Solo time in the wild

Daniel Christian Wahl

Spending time alone in nature, with an open heart/mind, maybe holding a question or maybe simply letting one come, is a valuable ally for evolutionary activists. Solo time in nature can generate powerful insights. It serves as an effective way of letting go of the old and inviting the new (story) into our lives.

Rites of passage ceremonies exist in all of the world’s indigenous cultures. They are an important marker of transition, transformation and change in the lives of members of these cultures. The transition from childhood to adulthood, from adulthood into eldership, the transition into parenthood, the confirmation of a new role in the community, the intentional and ceremonial leaving behind of modes of thinking and acting that no longer serve us — these important moments of change and transformation can be energized and celebrated through rites of passage ceremonies. They serve to support individuals and help them to recognize their unique gifts and potential, for their own benefit, for the benefit of their community and for the benefit of the world.

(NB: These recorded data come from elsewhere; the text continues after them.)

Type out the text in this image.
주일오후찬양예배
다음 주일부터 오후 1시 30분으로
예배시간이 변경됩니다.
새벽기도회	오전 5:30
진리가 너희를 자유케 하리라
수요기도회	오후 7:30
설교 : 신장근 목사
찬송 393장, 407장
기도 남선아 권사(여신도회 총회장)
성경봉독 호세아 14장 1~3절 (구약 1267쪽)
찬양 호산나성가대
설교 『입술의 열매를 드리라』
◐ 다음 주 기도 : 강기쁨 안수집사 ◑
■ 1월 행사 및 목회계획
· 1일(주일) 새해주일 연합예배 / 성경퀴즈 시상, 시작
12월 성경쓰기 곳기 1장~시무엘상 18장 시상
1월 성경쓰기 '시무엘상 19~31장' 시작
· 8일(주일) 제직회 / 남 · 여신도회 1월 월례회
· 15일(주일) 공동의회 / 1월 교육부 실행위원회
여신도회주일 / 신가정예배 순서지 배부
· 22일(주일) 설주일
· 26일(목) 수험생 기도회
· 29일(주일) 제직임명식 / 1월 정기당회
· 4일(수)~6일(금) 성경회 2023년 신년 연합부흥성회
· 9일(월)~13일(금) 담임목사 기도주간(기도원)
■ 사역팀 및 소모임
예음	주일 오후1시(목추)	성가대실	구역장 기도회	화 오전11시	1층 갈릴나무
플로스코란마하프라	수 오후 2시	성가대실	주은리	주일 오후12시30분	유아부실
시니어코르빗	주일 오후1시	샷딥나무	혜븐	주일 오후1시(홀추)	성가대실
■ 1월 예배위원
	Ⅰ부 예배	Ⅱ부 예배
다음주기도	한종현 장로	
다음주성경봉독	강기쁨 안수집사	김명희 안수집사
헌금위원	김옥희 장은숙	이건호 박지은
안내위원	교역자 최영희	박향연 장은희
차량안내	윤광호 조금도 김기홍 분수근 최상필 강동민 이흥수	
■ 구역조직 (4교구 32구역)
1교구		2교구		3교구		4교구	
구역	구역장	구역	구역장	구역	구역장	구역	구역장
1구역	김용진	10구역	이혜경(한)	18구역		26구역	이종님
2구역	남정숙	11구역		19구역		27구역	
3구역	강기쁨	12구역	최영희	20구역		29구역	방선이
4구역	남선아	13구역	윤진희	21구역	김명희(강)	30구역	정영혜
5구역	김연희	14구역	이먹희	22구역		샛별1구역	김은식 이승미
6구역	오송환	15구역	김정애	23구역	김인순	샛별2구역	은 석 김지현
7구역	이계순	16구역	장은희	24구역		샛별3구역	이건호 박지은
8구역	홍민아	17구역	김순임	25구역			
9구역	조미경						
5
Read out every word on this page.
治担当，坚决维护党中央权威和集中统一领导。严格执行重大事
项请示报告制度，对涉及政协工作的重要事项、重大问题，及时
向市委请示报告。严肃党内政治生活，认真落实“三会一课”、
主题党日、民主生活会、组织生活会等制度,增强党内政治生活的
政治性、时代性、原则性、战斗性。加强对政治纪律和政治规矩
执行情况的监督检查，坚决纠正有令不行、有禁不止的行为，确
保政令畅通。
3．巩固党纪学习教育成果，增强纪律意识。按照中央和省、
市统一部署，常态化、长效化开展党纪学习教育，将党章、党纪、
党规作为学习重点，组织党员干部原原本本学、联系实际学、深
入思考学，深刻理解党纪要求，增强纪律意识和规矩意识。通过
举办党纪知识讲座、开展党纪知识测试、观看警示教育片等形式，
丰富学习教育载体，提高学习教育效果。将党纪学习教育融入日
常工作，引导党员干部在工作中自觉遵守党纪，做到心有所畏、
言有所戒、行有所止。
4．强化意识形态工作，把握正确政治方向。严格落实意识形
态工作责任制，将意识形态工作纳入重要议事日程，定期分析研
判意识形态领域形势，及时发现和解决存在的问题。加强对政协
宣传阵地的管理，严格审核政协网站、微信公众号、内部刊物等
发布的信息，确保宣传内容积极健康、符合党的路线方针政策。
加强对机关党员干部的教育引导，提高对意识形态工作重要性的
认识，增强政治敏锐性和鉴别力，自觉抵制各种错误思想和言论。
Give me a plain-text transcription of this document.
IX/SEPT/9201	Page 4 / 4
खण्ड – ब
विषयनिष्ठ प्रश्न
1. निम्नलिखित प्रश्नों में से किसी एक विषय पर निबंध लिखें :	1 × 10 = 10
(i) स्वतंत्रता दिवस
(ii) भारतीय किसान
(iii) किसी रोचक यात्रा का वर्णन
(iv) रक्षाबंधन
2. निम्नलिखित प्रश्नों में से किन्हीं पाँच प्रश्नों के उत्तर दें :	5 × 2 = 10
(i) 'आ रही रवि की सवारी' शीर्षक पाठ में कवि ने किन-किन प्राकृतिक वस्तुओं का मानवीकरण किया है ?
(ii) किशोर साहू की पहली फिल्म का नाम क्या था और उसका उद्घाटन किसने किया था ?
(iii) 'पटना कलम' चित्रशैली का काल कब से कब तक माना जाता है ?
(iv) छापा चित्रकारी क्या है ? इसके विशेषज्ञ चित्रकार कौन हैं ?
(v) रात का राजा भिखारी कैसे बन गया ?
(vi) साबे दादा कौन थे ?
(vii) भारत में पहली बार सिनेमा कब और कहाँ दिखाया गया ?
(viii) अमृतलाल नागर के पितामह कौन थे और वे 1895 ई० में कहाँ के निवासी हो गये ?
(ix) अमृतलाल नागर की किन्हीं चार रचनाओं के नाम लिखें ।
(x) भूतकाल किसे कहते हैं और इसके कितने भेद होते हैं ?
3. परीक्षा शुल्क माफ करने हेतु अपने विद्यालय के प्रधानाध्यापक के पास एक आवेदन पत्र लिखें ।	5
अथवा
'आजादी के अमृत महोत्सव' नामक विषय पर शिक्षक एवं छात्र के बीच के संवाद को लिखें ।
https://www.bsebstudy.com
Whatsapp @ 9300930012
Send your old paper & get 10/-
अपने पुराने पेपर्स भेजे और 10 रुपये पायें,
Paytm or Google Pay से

In the industrial growth society we have done away with traditional rites of passage or turned them into ineffective vestiges of their ancient counterparts. Vision quest, or vision fast, is a powerful ritual that can help individuals to mark these important life stages and transitions in a meaningful and helpful way.

For most people, there comes a time in life when engaging in such a ritual could be an important act of transformative innovation at the very personal level of our own way of being in the world. Rites of passage ceremonies enable men and women of all ages, but especially young adults, to engage in an age-old ceremonial pattern: completion of an old life, movement through the threshold of the unknown and return to the world reborn. People in transition from one phase of life to another often find deep meaning and guidance in this process. It is a path that has been followed by human beings for many thousands of years. When it is time to consider such a ritual, these questions call us:

Who am I?

What do I have to give?

How can I heal my wounds and leave behind habits that no longer serve?

How can I become an effective agent of positive change?

How can I love this world, every day a little bit more?

What is my true calling?


How can I serve?

Just as meditation connects us to our inner wisdom and intuition, and practising the way of council connects us to the collective wisdom of our people and community, nature-based rites of passage rituals — or simply spending conscious solo time in nature — connect us to nature as a profound source of insight, guidance, vision and strength.
The School of Lost Borders in California, Sacred Passages in Colorado, and the Eschwege Institute in Germany are among the many places where you can start to explore the power of modern day rites of passage for yourself and experience how these rituals can help you to step into your own full power as an agent of positive change in this world. For me, solo time in nature is an important source of insight, creativity, meaning and vitality. I have seen in workshops I co-facilitated how such immersion in wild nature, combined with council and other practices, can have a deeply transformative effect on people.

Shortly after my own first vision fast in 2008, I read Peter Senge, Otto Scharmer, Joe Jaworski, and Betty Sue Flowers’ book Presence (2005) and was delighted to find out about John P. Milton’s vision fast work with global business leaders. John’s programme seemed to have had a profound effect on many of them. I met John only a few weeks later when he paid a surprise visit to Findhorn. He gave me a copy of Sky Above, Earth Below (2006). The book describes many useful techniques for meditation, conscious movement, and visualizations to draw strength and insight from our conscious participation in nature. It has been a treasured companion.

Mindfulness practices, council and solo time in nature can support us on our path of living the questions, individually and collectively. We are all making a difference, not just by what we do, also by what we say, the questions we ask, the way we think and invite others to think, but most of all by how we ‘show up’.

The quality of our being in and through relationships and how we help others relate to the future potential of the present moment changes outcomes. Setting an intention about who we want to be, how we want to behave, and what we want to activate in the world and affirming this intention every day in our thoughts, words and actions is a practice of personal transformation that catalyses cultural transformation.

The most effective way of writing the narrative of interbeing into humanity’s collective consciousness is by living it with compassion for others and our own failures on the way. If enough of us become culturally creative evolutionary activists we will contribute to the emergence of diverse regenerative communities and a thriving future. Listening more deeply is an invaluable source of insight and guidance for all who are willing to follow that call.

My Life is a gift

from the whole of Life

to the whole of Life […]

Tom Atlee

[This article is an excerpt from Daniel Christian Wahl's book Designing Regenerative Cultures, published by Triarchy Press, 2016.]